In January 2006, EPA, USFWS, NOAA Fisheries, and ecology met to discuss federal agency concerns about the DO criteria in the standard for protection of incubating salmonids. Ecology agreed to further study the relationship between surface water DO concentrations and intragravel dissolved oxygen (IGDO) concentrations. Ecology then established a work group to develop an IGDO study. The goal of the study was to investigate uncertainties that the current 9.5 mg/L water column criterion was sufficiently protective to meet IGDO salmonid requirements. The work group included staff from federal agencies, tribes, and other interested parties. As a result of the work group research and discussion, ecology published Washington State Dissolved Oxygen Standard: A Review and Discussion of Freshwater Intragravel Criteria Development (Brown and Hallock, 2009). Study conclusions include:
A percent oxygen saturation criterion may be a more meaningful measure of oxygen conditions to protect spawning gravels than increasing the absolute dissolved oxygen criteria because it takes into account the effect of temperature on DO concentration.
A direct measure of the DO concentration within spawning gravels is not a feasible criteria that can be effectively implemented.

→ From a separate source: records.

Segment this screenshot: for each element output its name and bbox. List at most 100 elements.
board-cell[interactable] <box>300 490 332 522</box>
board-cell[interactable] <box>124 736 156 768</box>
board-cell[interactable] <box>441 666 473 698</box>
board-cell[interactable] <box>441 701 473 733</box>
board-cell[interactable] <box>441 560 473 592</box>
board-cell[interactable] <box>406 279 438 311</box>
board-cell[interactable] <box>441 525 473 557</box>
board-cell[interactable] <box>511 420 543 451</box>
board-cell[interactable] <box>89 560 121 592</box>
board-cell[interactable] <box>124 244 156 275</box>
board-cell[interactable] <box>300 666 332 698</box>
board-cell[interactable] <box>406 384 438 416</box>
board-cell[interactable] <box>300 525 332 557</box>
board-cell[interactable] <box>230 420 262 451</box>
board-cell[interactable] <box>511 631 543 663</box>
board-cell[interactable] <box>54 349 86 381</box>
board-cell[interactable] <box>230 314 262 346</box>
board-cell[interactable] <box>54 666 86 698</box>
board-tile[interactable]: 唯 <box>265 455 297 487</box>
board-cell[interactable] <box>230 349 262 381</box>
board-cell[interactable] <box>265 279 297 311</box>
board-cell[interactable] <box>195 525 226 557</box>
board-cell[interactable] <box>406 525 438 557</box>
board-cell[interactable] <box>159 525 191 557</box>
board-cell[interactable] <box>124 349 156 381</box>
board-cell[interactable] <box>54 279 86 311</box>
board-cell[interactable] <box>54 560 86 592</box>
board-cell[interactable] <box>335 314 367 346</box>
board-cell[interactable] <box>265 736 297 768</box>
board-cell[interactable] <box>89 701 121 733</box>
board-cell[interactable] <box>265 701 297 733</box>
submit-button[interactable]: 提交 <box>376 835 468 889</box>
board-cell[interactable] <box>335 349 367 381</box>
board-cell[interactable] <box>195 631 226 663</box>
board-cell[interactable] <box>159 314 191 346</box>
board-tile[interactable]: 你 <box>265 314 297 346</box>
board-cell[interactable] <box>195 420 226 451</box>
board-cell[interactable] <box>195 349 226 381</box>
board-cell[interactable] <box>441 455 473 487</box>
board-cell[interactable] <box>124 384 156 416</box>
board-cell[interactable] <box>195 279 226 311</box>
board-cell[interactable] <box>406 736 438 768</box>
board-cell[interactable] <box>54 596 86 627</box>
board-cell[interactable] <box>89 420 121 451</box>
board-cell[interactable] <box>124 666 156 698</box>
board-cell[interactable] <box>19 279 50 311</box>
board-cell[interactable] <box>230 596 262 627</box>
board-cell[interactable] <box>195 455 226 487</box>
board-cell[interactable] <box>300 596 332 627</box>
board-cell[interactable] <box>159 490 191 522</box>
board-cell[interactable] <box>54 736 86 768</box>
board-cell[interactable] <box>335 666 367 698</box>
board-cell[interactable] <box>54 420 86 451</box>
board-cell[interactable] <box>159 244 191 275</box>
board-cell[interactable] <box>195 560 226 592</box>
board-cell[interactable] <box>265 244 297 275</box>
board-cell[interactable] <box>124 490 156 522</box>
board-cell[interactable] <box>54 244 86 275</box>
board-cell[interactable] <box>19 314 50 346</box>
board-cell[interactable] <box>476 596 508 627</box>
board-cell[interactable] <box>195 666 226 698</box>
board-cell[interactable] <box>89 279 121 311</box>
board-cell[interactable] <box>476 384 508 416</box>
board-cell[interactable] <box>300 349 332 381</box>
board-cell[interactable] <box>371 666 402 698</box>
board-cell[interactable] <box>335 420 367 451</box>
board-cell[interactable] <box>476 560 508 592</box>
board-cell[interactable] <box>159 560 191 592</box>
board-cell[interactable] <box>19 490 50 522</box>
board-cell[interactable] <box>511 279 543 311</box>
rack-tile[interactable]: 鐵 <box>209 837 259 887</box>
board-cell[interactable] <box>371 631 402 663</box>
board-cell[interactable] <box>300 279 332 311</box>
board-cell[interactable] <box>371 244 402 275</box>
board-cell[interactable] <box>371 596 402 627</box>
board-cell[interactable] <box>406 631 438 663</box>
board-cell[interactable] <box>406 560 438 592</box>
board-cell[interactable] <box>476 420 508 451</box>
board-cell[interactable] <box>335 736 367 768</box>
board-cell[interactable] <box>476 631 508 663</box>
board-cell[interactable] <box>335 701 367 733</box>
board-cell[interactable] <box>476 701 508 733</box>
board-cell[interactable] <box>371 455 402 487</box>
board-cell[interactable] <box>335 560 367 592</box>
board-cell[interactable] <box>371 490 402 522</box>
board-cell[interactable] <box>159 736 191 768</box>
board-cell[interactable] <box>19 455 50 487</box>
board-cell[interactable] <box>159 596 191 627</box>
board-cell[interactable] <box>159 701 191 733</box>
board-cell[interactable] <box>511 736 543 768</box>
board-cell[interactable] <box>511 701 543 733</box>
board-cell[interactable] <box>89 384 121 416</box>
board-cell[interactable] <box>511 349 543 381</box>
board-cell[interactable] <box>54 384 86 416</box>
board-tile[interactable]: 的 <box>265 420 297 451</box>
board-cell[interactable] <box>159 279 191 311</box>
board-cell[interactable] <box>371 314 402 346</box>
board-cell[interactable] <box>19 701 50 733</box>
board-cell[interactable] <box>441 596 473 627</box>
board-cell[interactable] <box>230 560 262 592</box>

This rule making seeks to resolve these conclusions to appropriately modify the freshwater DO criteria to better protect intragravel habitat by improving the water column DO criteria, incorporate a percent saturation element to the criteria, and protect spawning gravel substrate more directly by limiting fine sediment intrusion.
c. We agreed to address fine sediments in the surface water quality standards. Adding fine sediment criteria aligns with our agreement in the 2018 United States District Court Stipulated Order of Dismissal (order) between Northwest Environmental Advocates (NWEA), EPA, and ecology. In the order, ecology agreed to propose fine sediment criteria to protect salmonid nests, known as redds. We committed to completing proposed language by October 18, 2021.
Other Federal and State Agencies that Regulate this Subject and the Process Coordinating the Rule with These Agencies: We will work with tribes to discuss, and seek input on, rule making activities. Other coordinating federal and state agencies include the Washington state department of fish and wildlife and the United States EPA.
Process for Developing New Rule: Ecology will follow the standard process for the adoption of rules under the Administrative Procedure Act (chapter 34.05 RCW).
Interested parties can participate in the decision to adopt the new rule and formulation of the proposed rule before publication by contacting Marla Koberstein, Department of Ecology, Water Quality Program, P.O. Box 47600, Olympia, WA 98504-7600, phone 360-407-6413, people with speech disability may call TTY at 877-833-6341, people with impaired hearing may call Washington relay service at 711, email, website Sign up to receive email notices
Additional comments: Interested parties can stay informed about the rule making and public involvement opportunities as described above. Ecology will extend an offer for government-to-government consultation with tribal governments during each phase of rule development.